5. There Is a Difference Between a Rule and a Guideline

We still have guidelines on practical issues like scheduling phone coverage, borrowing company equipment, spending and expense reports.

It’s easy to let these things turn into rules that employees enforce against each other, so we continually need to describe them as guidelines and look for exceptions that we can hold up as examples of how the guidelines are subordinate to our values, instead of being rules that constrain our actions.

6. Some People Won’t Fit

Not everyone is cut out for autonomy and freedom in the workplace. Some people won’t be productive without careful supervision and detailed regulations. Some people have deep-seated trust issues an employer can’t overcome. We try hard to hire people who will thrive in our low-rules, high-autonomy environment.

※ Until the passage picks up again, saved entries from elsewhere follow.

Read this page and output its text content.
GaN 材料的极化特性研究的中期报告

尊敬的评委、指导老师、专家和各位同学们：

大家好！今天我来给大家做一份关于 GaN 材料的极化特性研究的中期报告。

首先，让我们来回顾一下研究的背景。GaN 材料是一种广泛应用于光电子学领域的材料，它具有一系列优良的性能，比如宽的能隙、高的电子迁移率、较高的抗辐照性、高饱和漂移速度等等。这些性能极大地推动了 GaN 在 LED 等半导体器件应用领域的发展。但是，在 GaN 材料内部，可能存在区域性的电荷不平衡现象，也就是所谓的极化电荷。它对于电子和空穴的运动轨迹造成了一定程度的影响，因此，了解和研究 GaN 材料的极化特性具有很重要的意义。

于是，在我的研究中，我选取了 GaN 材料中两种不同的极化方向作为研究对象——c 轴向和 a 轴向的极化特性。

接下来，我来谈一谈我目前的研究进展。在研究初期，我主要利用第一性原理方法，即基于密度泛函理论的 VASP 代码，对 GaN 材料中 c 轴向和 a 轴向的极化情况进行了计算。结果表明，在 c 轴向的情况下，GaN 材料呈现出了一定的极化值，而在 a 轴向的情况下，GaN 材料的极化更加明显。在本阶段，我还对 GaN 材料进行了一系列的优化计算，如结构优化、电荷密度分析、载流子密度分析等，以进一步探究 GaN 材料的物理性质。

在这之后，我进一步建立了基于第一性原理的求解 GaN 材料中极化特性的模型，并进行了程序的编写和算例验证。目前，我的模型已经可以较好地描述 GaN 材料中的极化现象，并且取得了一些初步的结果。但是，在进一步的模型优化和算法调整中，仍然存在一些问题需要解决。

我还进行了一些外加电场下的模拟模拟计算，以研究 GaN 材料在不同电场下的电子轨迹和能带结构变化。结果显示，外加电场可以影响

And, in case some people make it onboard before we discover it’s a bad fit, we took an idea from Zappos and offer new hires 10 percent of their salary to quit at 90 days if they realize our company isn’t right for them.

7. Stories Are Essential

The best way to demonstrate and teach your company’s values is to tell stories about them. People remember stories and can take lessons from them in a way they never will from a PowerPoint presentation. When we had an employee make a mistake that cost us $40,000 we had an opportunity to demonstrate our stated principle that “Mistakes are learning experiences.”

Not only did we live up to our promise, we celebrated the event (anonymously!) by writing a blog post and sharing it with our customers. Now this story is part of our company folklore, and a source of reassurance and confidence to the next employee who makes a mistake.

Throwing out your detailed employee handbook is a powerful statement about trust and responsibility. It takes courage and it isn’t for everyone, but if you want to work with people who share your values and who you can trust to work hard and make good decisions, it is a powerful statement that will help you recruit and retain great people.